“Siapa yang harus kita mandikan terlebih dahulu? Agar tidak bingung, bagaimana kalau kita mulai dari Ayah?”
“Itu Pi. Karena Pu memiliki luas permukaan paling kecil, akan lebih cepat jika kita selesaikan dengan dia terlebih dahulu, jadi mari kita mulai dengan Pu.”
Seperti yang diduga, dia tidak terlalu bisa diandalkan. Setelah menjelaskan cara membedakan ketiga babi itu lagi, dia memancing Pu keluar menggunakan tomat sebagai umpan.
“Ayo, Pu. Anak baik. Kalau kamu tetap tenang saat mandi, aku akan memberimu tomat lagi.”
“Oink oink.”
Rupanya, Pu tidak keberatan dengan air dingin di hari yang panas. Ia berdiri dengan tenang di tempat, dengan ekornya yang keriting terkulai saat ia mengikutinya keluar dari kandang.
“Sepertinya dia mengerti saat aku menyuruhnya untuk tetap tenang. Pu kita semakin pintar, bukan?”
Anje menghujani Pu dengan pujian sambil menggosok lembut kulit merah mudanya yang basah dengan sikat bersabun. Pu mengerjapkan mata hitamnya yang seperti kancing, tidak mengerti apa yang sedang terjadi padanya.
Namun, perdamaian itu tidak berlangsung lama.
“Aduh!”
“Ssst, diam saja, Pu.”
“Apakah kamu masih mengatakan dia mengerti kamu?”
“Jangan tertawa! Ahh, Pu, dasar bajingan kecil!”
Pu, yang berlumuran busa sabun, mengguncang tubuhnya dengan kuat, membuat busa putih beterbangan ke mana-mana. Anje bersyukur karena ia mengenakan pakaian lama dan segera meludahkan busa yang masuk ke mulutnya.
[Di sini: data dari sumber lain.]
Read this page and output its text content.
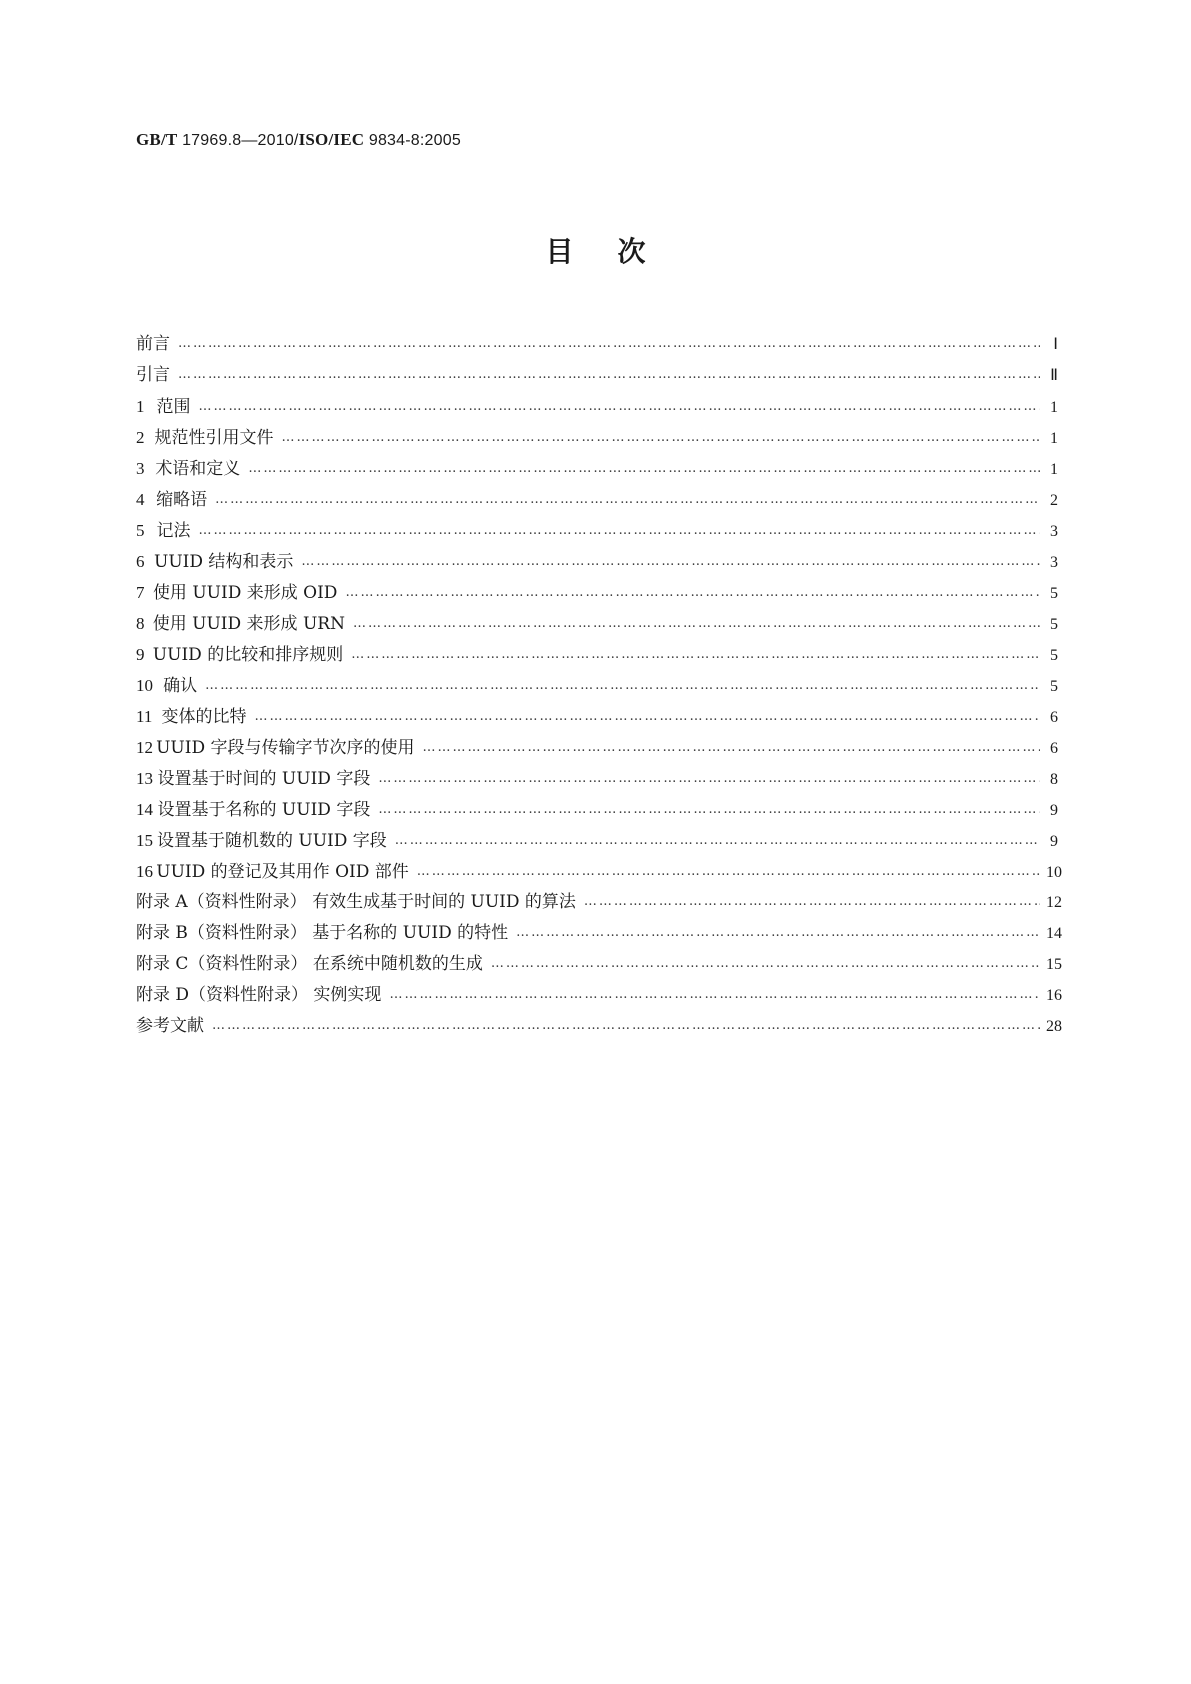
GB/T 17969.8—2010/ISO/IEC 9834-8:2005
目次
前言 …………………………………………………………………………………………………………………………………………………………………………………………………………………………	Ⅰ
引言 …………………………………………………………………………………………………………………………………………………………………………………………………………………………	Ⅱ
1 范围 …………………………………………………………………………………………………………………………………………………………………………………………………………………………	1
2 规范性引用文件 …………………………………………………………………………………………………………………………………………………………………………………………………………………………	1
3 术语和定义 …………………………………………………………………………………………………………………………………………………………………………………………………………………………	1
4 缩略语 …………………………………………………………………………………………………………………………………………………………………………………………………………………………	2
5 记法 …………………………………………………………………………………………………………………………………………………………………………………………………………………………	3
6 UUID 结构和表示 …………………………………………………………………………………………………………………………………………………………………………………………………………………………	3
7 使用 UUID 来形成 OID …………………………………………………………………………………………………………………………………………………………………………………………………………………………	5
8 使用 UUID 来形成 URN …………………………………………………………………………………………………………………………………………………………………………………………………………………………	5
9 UUID 的比较和排序规则 …………………………………………………………………………………………………………………………………………………………………………………………………………………………	5
10 确认 …………………………………………………………………………………………………………………………………………………………………………………………………………………………	5
11 变体的比特 …………………………………………………………………………………………………………………………………………………………………………………………………………………………	6
12 UUID 字段与传输字节次序的使用 …………………………………………………………………………………………………………………………………………………………………………………………………………………………	6
13 设置基于时间的 UUID 字段 …………………………………………………………………………………………………………………………………………………………………………………………………………………………	8
14 设置基于名称的 UUID 字段 …………………………………………………………………………………………………………………………………………………………………………………………………………………………	9
15 设置基于随机数的 UUID 字段 …………………………………………………………………………………………………………………………………………………………………………………………………………………………	9
16 UUID 的登记及其用作 OID 部件 …………………………………………………………………………………………………………………………………………………………………………………………………………………………	10
附录 A（资料性附录） 有效生成基于时间的 UUID 的算法 …………………………………………………………………………………………………………………………………………………………………………………………………………………………	12
附录 B（资料性附录） 基于名称的 UUID 的特性 …………………………………………………………………………………………………………………………………………………………………………………………………………………………	14
附录 C（资料性附录） 在系统中随机数的生成 …………………………………………………………………………………………………………………………………………………………………………………………………………………………	15
附录 D（资料性附录） 实例实现 …………………………………………………………………………………………………………………………………………………………………………………………………………………………	16
参考文献 …………………………………………………………………………………………………………………………………………………………………………………………………………………………	28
“Aku akan menahannya, jadi mengapa kamu tidak mengambil tomat lainnya?”
“Baiklah.”
Anje mengambil tomat lain dari keranjang tersembunyi untuk mengurangi risiko babi-babi yang kegirangan menyerang mereka.
“Nah, sekarang fokus saja.”
Sementara Anje mengalihkan perhatian Pu dengan tomat, Aiden dengan cekatan menggosok babi itu dari kepala sampai kaki. Setelah membilas tubuhnya dengan air bersih, mereka akhirnya selesai memandikan seekor babi.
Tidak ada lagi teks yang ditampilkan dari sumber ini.